RESUMO: Diante da atual realidade social do país, resolveu-se fazer o presente estudo sobre o tema "presunção de violência sexual infantil", cujos objetivos foram demonstrar a necessidade de redução do limite etário previsto no art. 224, "a", do CP, e confirmar a relatividade da presunção de violência sexual prevista no referido artigo. Chegou-se à conclusão de que é necessária a interpretação do dispositivo legal de acordo com o ordenamento infraconstitucional vigente e com a sociedade em que está inserido, o que leva à aplicação da violência ficta somente quando se tratar de menores de doze anos e, ainda sim, a presunção será relativa, tendo em vista a possibilidade de ocorrência de erro de tipo quanto à idade da vítima..

Palavras-chave: Penal. Constitucional. Crimes sexuais. Presunção de violência. Menor.

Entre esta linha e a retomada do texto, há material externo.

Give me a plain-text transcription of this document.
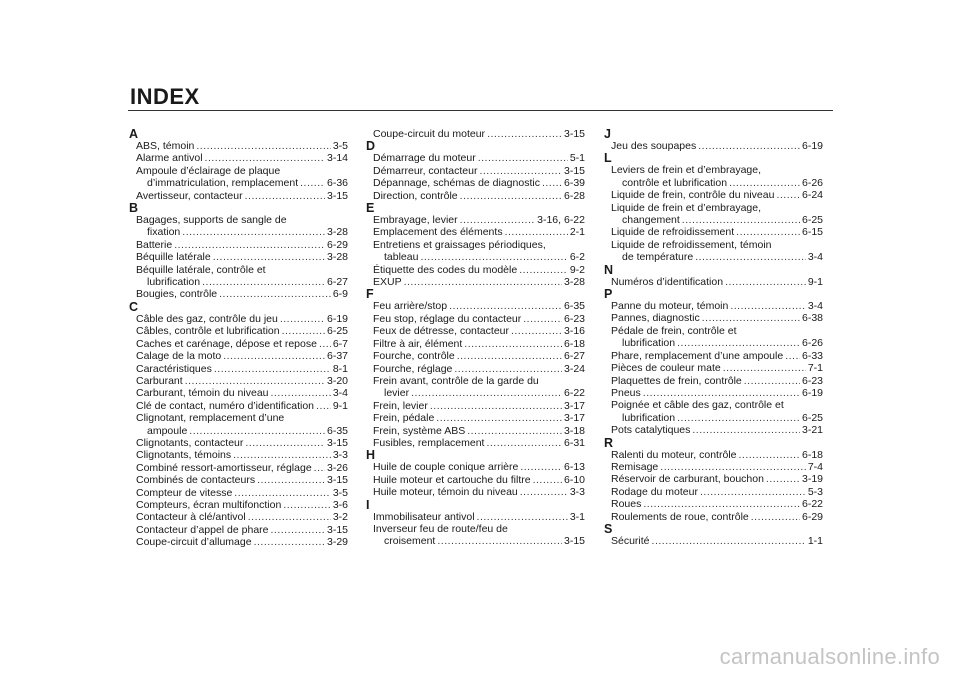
INDEX
A
ABS, témoin .....	3-5
Alarme antivol .....	3-14
Ampoule d’éclairage de plaque
d’immatriculation, remplacement .....	6-36
Avertisseur, contacteur .....	3-15
B
Bagages, supports de sangle de
fixation .....	3-28
Batterie .....	6-29
Béquille latérale .....	3-28
Béquille latérale, contrôle et
lubrification .....	6-27
Bougies, contrôle .....	6-9
C
Câble des gaz, contrôle du jeu .....	6-19
Câbles, contrôle et lubrification .....	6-25
Caches et carénage, dépose et repose ..... 6-7
Calage de la moto .....	6-37
Caractéristiques .....	8-1
Carburant .....	3-20
Carburant, témoin du niveau .....	3-4
Clé de contact, numéro d’identification ..... 9-1
Clignotant, remplacement d’une
ampoule .....	6-35
Clignotants, contacteur .....	3-15
Clignotants, témoins .....	3-3
Combiné ressort-amortisseur, réglage ..... 3-26
Combinés de contacteurs .....	3-15
Compteur de vitesse .....	3-5
Compteurs, écran multifonction .....	3-6
Contacteur à clé/antivol .....	3-2
Contacteur d’appel de phare .....	3-15
Coupe-circuit d’allumage .....	3-29
Coupe-circuit du moteur .....	3-15
D
Démarrage du moteur .....	5-1
Démarreur, contacteur .....	3-15
Dépannage, schémas de diagnostic ..... 6-39
Direction, contrôle .....	6-28
E
Embrayage, levier .....	3-16, 6-22
Emplacement des éléments .....	2-1
Entretiens et graissages périodiques,
tableau .....	6-2
Étiquette des codes du modèle .....	9-2
EXUP .....	3-28
F
Feu arrière/stop .....	6-35
Feu stop, réglage du contacteur .....	6-23
Feux de détresse, contacteur .....	3-16
Filtre à air, élément .....	6-18
Fourche, contrôle .....	6-27
Fourche, réglage .....	3-24
Frein avant, contrôle de la garde du
levier .....	6-22
Frein, levier .....	3-17
Frein, pédale .....	3-17
Frein, système ABS .....	3-18
Fusibles, remplacement .....	6-31
H
Huile de couple conique arrière .....	6-13
Huile moteur et cartouche du filtre .....	6-10
Huile moteur, témoin du niveau .....	3-3
I
Immobilisateur antivol .....	3-1
Inverseur feu de route/feu de
croisement .....	3-15
J
Jeu des soupapes .....	6-19
L
Leviers de frein et d’embrayage,
contrôle et lubrification .....	6-26
Liquide de frein, contrôle du niveau .....	6-24
Liquide de frein et d’embrayage,
changement .....	6-25
Liquide de refroidissement .....	6-15
Liquide de refroidissement, témoin
de température .....	3-4
N
Numéros d’identification .....	9-1
P
Panne du moteur, témoin .....	3-4
Pannes, diagnostic .....	6-38
Pédale de frein, contrôle et
lubrification .....	6-26
Phare, remplacement d’une ampoule ..... 6-33
Pièces de couleur mate .....	7-1
Plaquettes de frein, contrôle .....	6-23
Pneus .....	6-19
Poignée et câble des gaz, contrôle et
lubrification .....	6-25
Pots catalytiques .....	3-21
R
Ralenti du moteur, contrôle .....	6-18
Remisage .....	7-4
Réservoir de carburant, bouchon .....	3-19
Rodage du moteur .....	5-3
Roues .....	6-22
Roulements de roue, contrôle .....	6-29
S
Sécurité .....	1-1
carmanualsonline.info
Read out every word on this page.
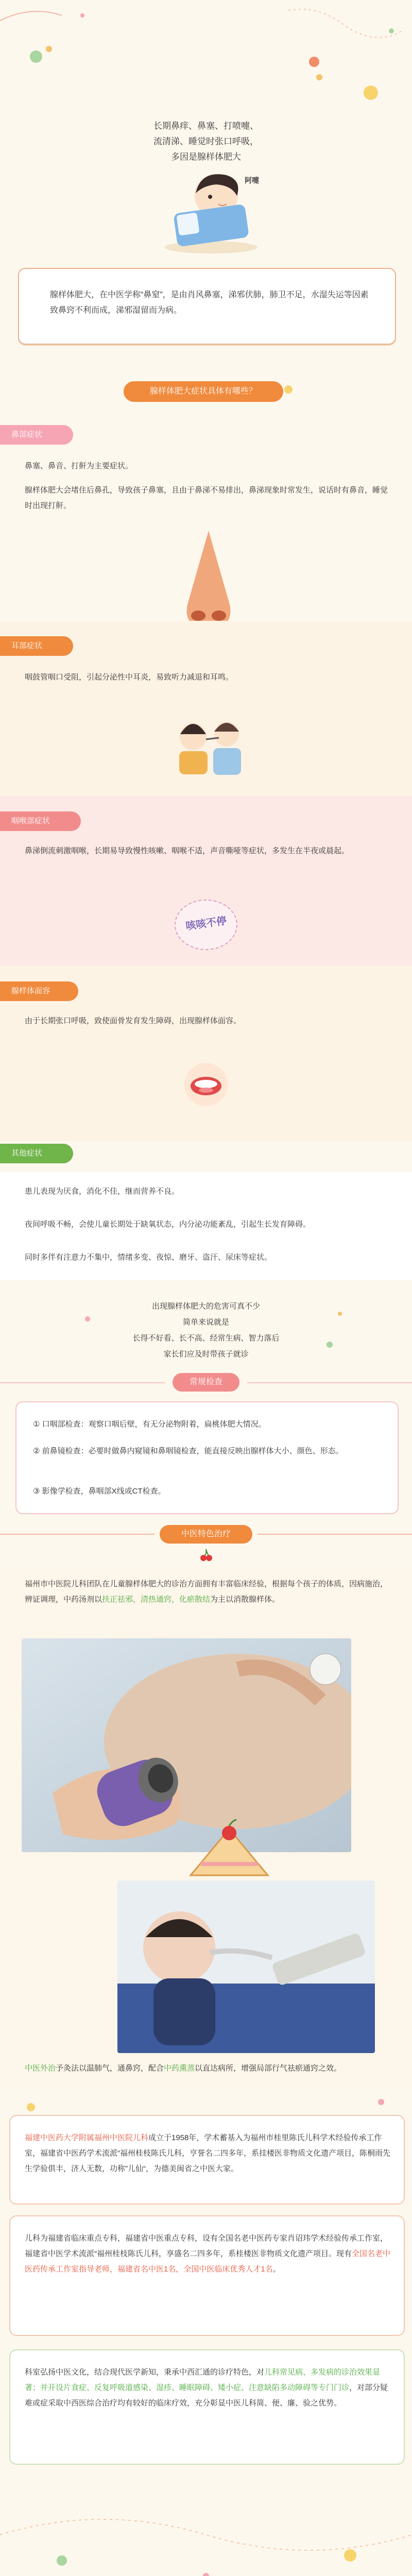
长期鼻痒、鼻塞、打喷嚏、
流清涕、睡觉时张口呼吸，
多因是腺样体肥大
阿嚏

腺样体肥大，在中医学称“鼻窒”，是由肖风鼻塞，涕邪伏肺，肺卫不足，水湿失运等因素致鼻窍不利而成，涕邪湿留而为病。

腺样体肥大症状具体有哪些？
鼻部症状

鼻塞、鼻音、打鼾为主要症状。

腺样体肥大会堵住后鼻孔，导致孩子鼻塞，且由于鼻涕不易排出，鼻涕现象时常发生，说话时有鼻音，睡觉时出现打鼾。

耳部症状

咽鼓管咽口受阻，引起分泌性中耳炎，易致听力减退和耳鸣。

咽喉部症状

鼻涕倒流刺激咽喉，长期易导致慢性咳嗽、咽喉不适，声音嘶哑等症状，多发生在半夜或晨起。

咳咳不停
腺样体面容

由于长期张口呼吸，致使面骨发育发生障碍，出现腺样体面容。

其他症状

患儿表现为厌食，消化不佳，继而营养不良。

夜间呼吸不畅，会使儿童长期处于缺氧状态，内分泌功能紊乱，引起生长发育障碍。

同时多伴有注意力不集中，情绪多变、夜惊、磨牙、盗汗、尿床等症状。

出现腺样体肥大的危害可真不少
简单来说就是
长得不好看、长不高、经常生病、智力落后
家长们应及时带孩子就诊
常规检查

① 口咽部检查：观察口咽后壁，有无分泌物附着，扁桃体肥大情况。

② 前鼻镜检查：必要时做鼻内窥镜和鼻咽镜检查，能直接反映出腺样体大小、颜色、形态。

③ 影像学检查，鼻咽部X线或CT检查。

中医特色治疗

福州市中医院儿科团队在儿童腺样体肥大的诊治方面拥有丰富临床经验，根据每个孩子的体质，因病施治，辨证调理，中药汤剂以扶正祛邪，清热通窍，化瘀散结为主以消散腺样体。

中医外治予灸法以温肺气，通鼻窍，配合中药熏蒸以直达病所，增强局部行气祛瘀通窍之效。

福建中医药大学附属福州中医院儿科成立于1958年，学术蓄基入为福州市桂里陈氏儿科学术经验传承工作室，福建省中医药学术流派“福州桂枝陈氏儿科，亨誉名二四多年，系挂楼医非物质文化遗产项目，陈桐雨先生学验俱丰，济人无数，功称”儿仙“，为德美闽省之中医大家。

儿科为福建省临床重点专科，福建省中医重点专科，设有全国名老中医药专家肖诏玮学术经验传承工作室，福建省中医学术流派“福州桂枝陈氏儿科，享盛名二四多年，系桂楼医非物质文化遗产项目。现有全国名老中医药传承工作室指导老师，福建省名中医1名，全国中医临床优秀人才1名。

科室弘扬中医文化，结合现代医学新知，秉承中西汇通的诊疗特色，对儿科常见病、多发病的诊治效果显著；并开设片食症、反复呼吸道感染、湿疹、睡眠障碍、矮小症、注意缺陷多动障碍等专门门诊，对部分疑难或症采取中西医综合治疗均有较好的临床疗效，充分彰显中医儿科简、便、廉、验之优势。
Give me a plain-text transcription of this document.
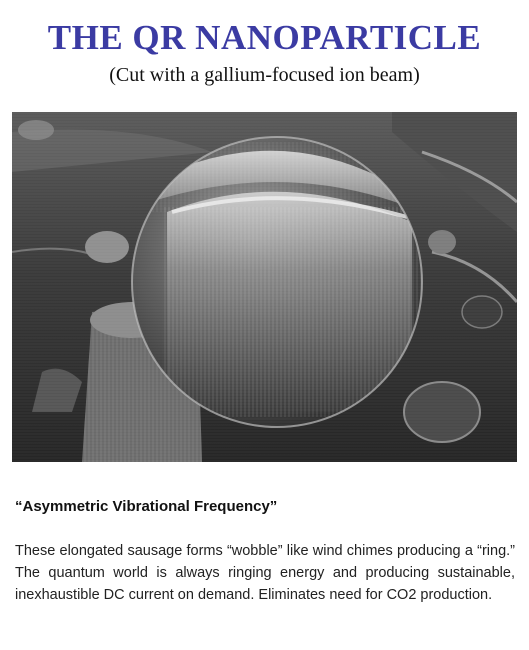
THE QR NANOPARTICLE
(Cut with a gallium-focused ion beam)
“Asymmetric Vibrational Frequency”
These elongated sausage forms “wobble” like wind chimes producing a “ring.” The quantum world is always ringing energy and producing sustainable, inexhaustible DC current on demand. Eliminates need for CO2 production.
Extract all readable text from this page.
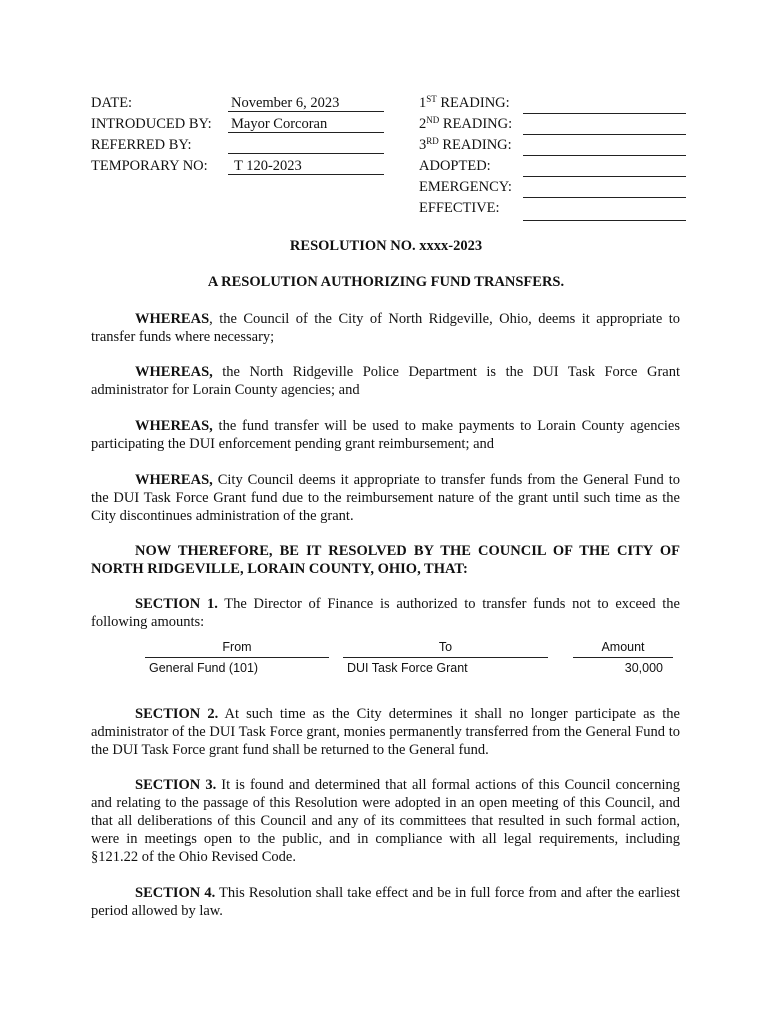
DATE:	November 6, 2023
INTRODUCED BY: Mayor Corcoran
REFERRED BY:
TEMPORARY NO:	T 120-2023
1ST READING:
2ND READING:
3RD READING:
ADOPTED:
EMERGENCY:
EFFECTIVE:
RESOLUTION NO. xxxx-2023
A RESOLUTION AUTHORIZING FUND TRANSFERS.

WHEREAS, the Council of the City of North Ridgeville, Ohio, deems it appropriate to transfer funds where necessary;

WHEREAS, the North Ridgeville Police Department is the DUI Task Force Grant administrator for Lorain County agencies; and

WHEREAS, the fund transfer will be used to make payments to Lorain County agencies participating the DUI enforcement pending grant reimbursement; and

WHEREAS, City Council deems it appropriate to transfer funds from the General Fund to the DUI Task Force Grant fund due to the reimbursement nature of the grant until such time as the City discontinues administration of the grant.

NOW THEREFORE, BE IT RESOLVED BY THE COUNCIL OF THE CITY OF NORTH RIDGEVILLE, LORAIN COUNTY, OHIO, THAT:

SECTION 1. The Director of Finance is authorized to transfer funds not to exceed the following amounts:

From	To	Amount
General Fund (101)	DUI Task Force Grant	30,000

SECTION 2. At such time as the City determines it shall no longer participate as the administrator of the DUI Task Force grant, monies permanently transferred from the General Fund to the DUI Task Force grant fund shall be returned to the General fund.

SECTION 3. It is found and determined that all formal actions of this Council concerning and relating to the passage of this Resolution were adopted in an open meeting of this Council, and that all deliberations of this Council and any of its committees that resulted in such formal action, were in meetings open to the public, and in compliance with all legal requirements, including §121.22 of the Ohio Revised Code.

SECTION 4. This Resolution shall take effect and be in full force from and after the earliest period allowed by law.
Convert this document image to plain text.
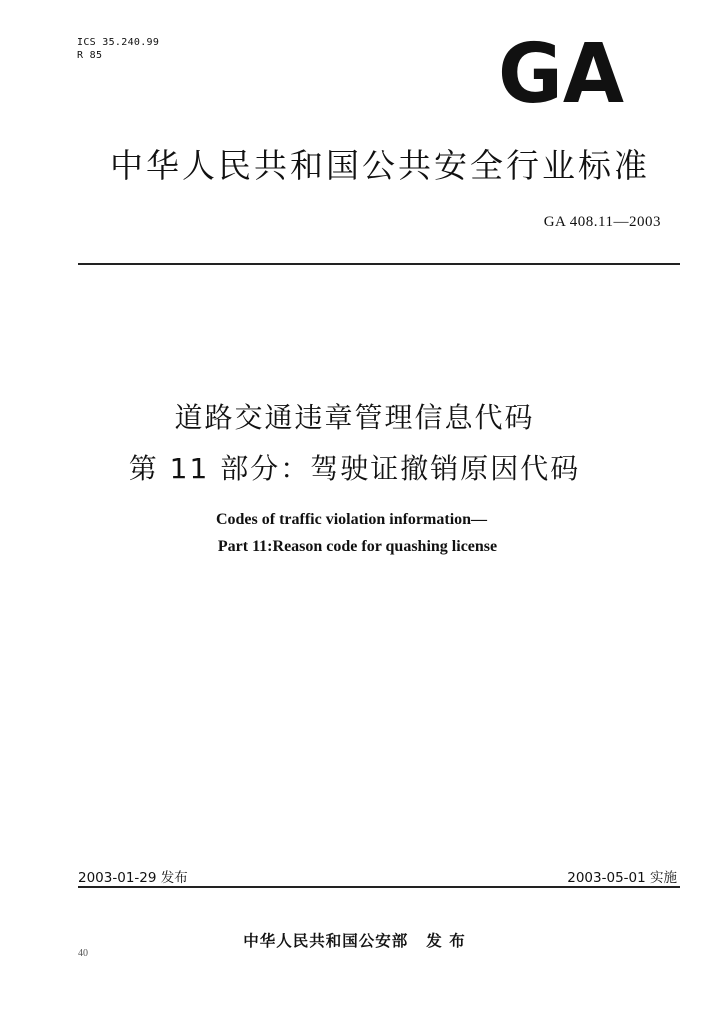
ICS 35.240.99
R 85	GA
中华人民共和国公共安全行业标准
GA 408.11—2003
道路交通违章管理信息代码
第 11 部分：驾驶证撤销原因代码
Codes of traffic violation information—
Part 11:Reason code for quashing license
2003-01-29 发布	2003-05-01 实施
中华人民共和国公安部 发 布
40
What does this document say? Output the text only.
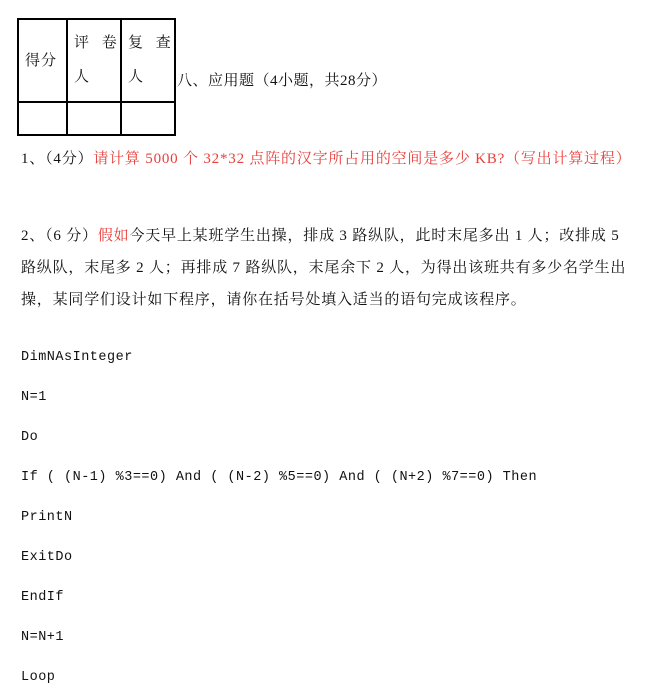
得分
评 卷
人
复 查
人	八、应用题（4小题，共28分）
1、（4分）请计算 5000 个 32*32 点阵的汉字所占用的空间是多少 KB?（写出计算过程）
2、（6 分）假如今天早上某班学生出操，排成 3 路纵队，此时末尾多出 1 人；改排成 5
路纵队，末尾多 2 人；再排成 7 路纵队，末尾余下 2 人，为得出该班共有多少名学生出
操，某同学们设计如下程序，请你在括号处填入适当的语句完成该程序。
DimNAsInteger
N=1
Do
If ( (N-1) %3==0) And ( (N-2) %5==0) And ( (N+2) %7==0) Then
PrintN
ExitDo
EndIf
N=N+1
Loop
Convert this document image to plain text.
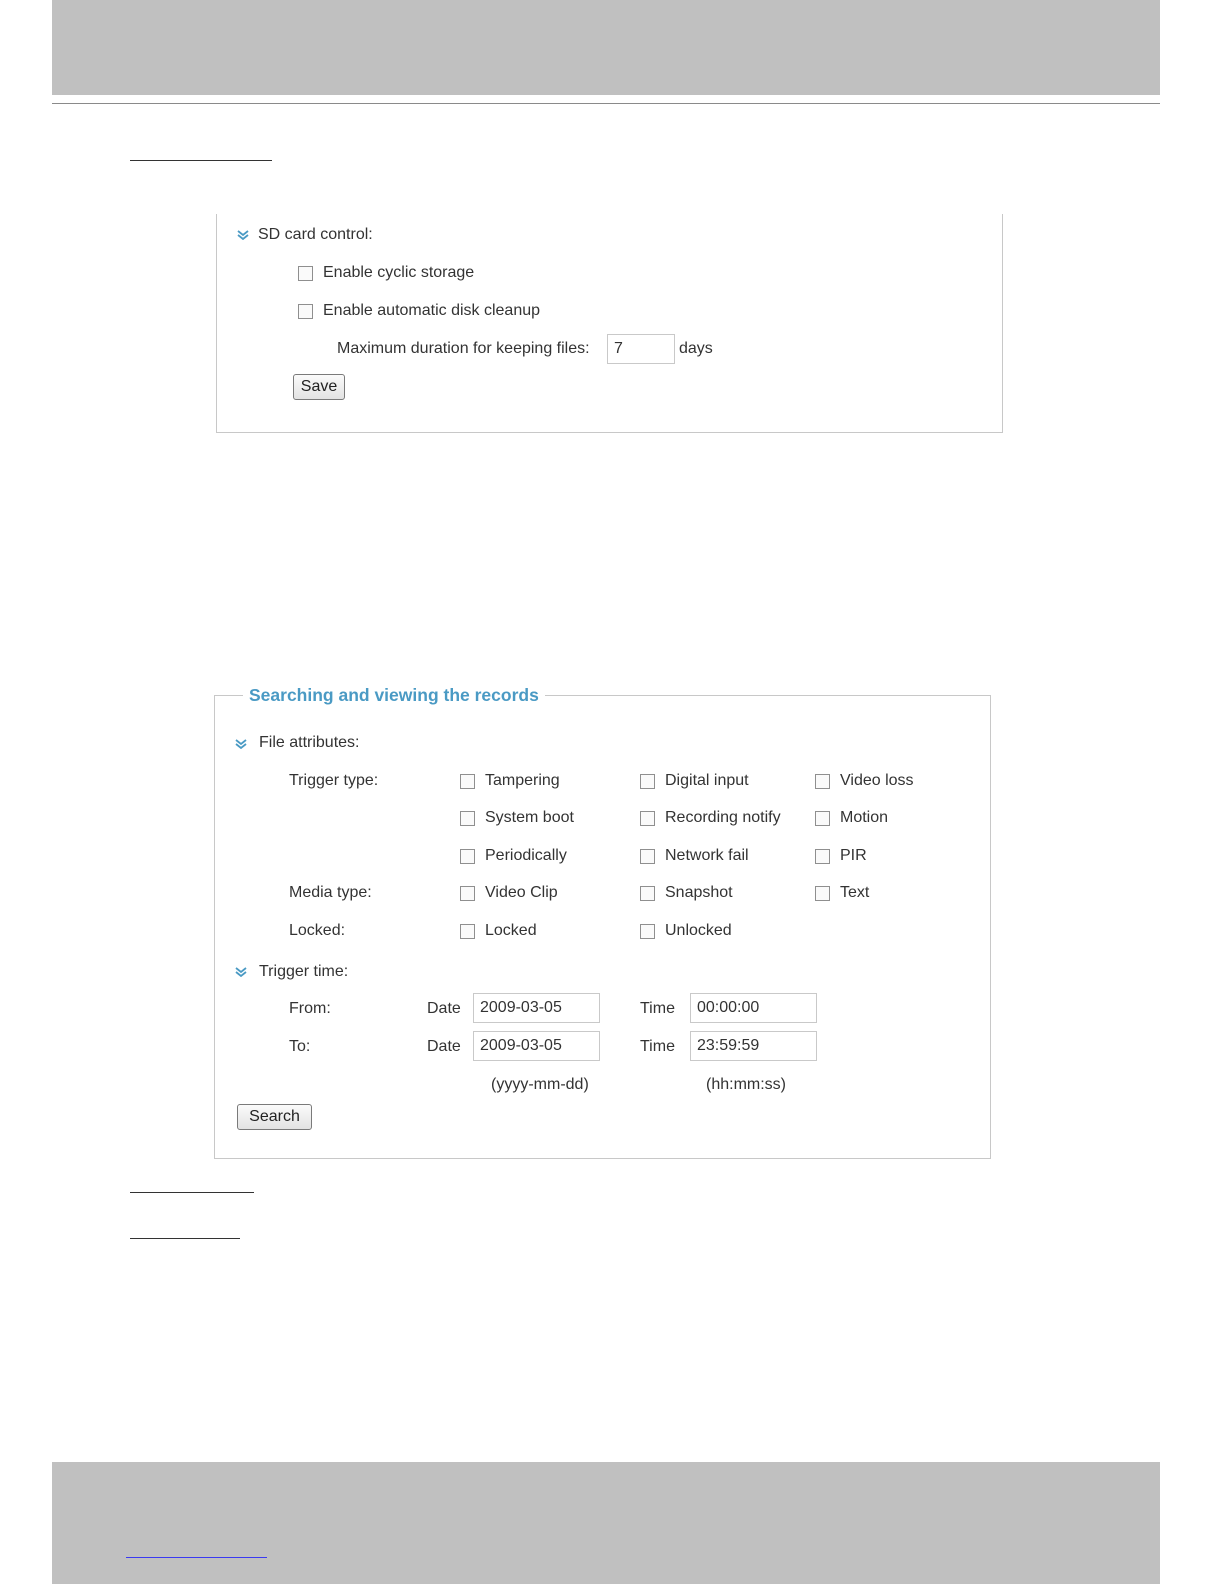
SD card control:
Enable cyclic storage
Enable automatic disk cleanup
Maximum duration for keeping files:	7	days
Save
Searching and viewing the records
File attributes:
Trigger type:	Tampering	Digital input	Video loss
System boot	Recording notify	Motion
Periodically	Network fail	PIR
Media type:	Video Clip	Snapshot	Text
Locked:	Locked	Unlocked
Trigger time:
From:	Date	2009-03-05	Time	00:00:00
To:	Date	2009-03-05	Time	23:59:59
(yyyy-mm-dd)	(hh:mm:ss)
Search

SUMÁRIO: 1. INTRODUÇÃO; 2. ANÁLISE HISTÓRICA DO TEMA; 3. ASPECTOS POLÊMICOS; 3.1. A PRESUNÇÃO DE VIOLÊNCIA PREVISTA NO ART. 224, "A", CP, FACE À PRESUNÇÃO DE INOCÊNCIA PREVISTA NO ART. 5º, LVII, CF/88; 3.2. CRIMES SEXUAIS PRATICADOS MEDIANTE VIOLÊNCIA FICTA E A LEI DE CRIMES HEDIONDOS; 3.2.1. A aplicação do art. 9º, da lei 8.072/90; 4. A INCOMPATIBILIDADE ENTRE O DISPOSTO NO ECA E NO ART. 224, "a", CP; 5. A PRESUNÇÃO DE VIOLÊNCIA SEXUAL INFANTIL NA LEGISLAÇÃO, DOUTRINA E JURISPRUDÊNCIA BRASILEIRA; 5.1. A DISCIPLINA PREVISTA NO CÓDIGO PENAL MILITAR; 5.2. A POSIÇÃO DOUTRINÁRIA ACERCA DO TEMA; 5.3. O HISTÓRICO VOTO DO MINISTRO MARCO AURÉLIO; 5.4. É PRESUNÇÃO ABSOLUTA OU RELATIVA? POSIÇÃO DOS TRIBUNAIS; 6. CONSIDERAÇÕES FINAIS; REFERÊNCIAS.


1 INTRODUÇÃO

O direito à liberdade sexual, por ser um dos mais íntimos bens jurídicos do ser humano, é, desde as épocas mais remotas, objeto de atenção especial dos Estados. E o tema "crimes sexuais", justamente por afrontar esta liberdade que, lato sensu, é constitucionalmente garantida no art. 5º, caput, mereceu atenção especial do legislador pátrio, que previu, no Título VI – Dos Crimes Contra os Costumes –, Capítulo I - Dos Crimes Contra a Liberdade Sexual –, do Código Penal, uma tutela específica à violação à liberdade sexual.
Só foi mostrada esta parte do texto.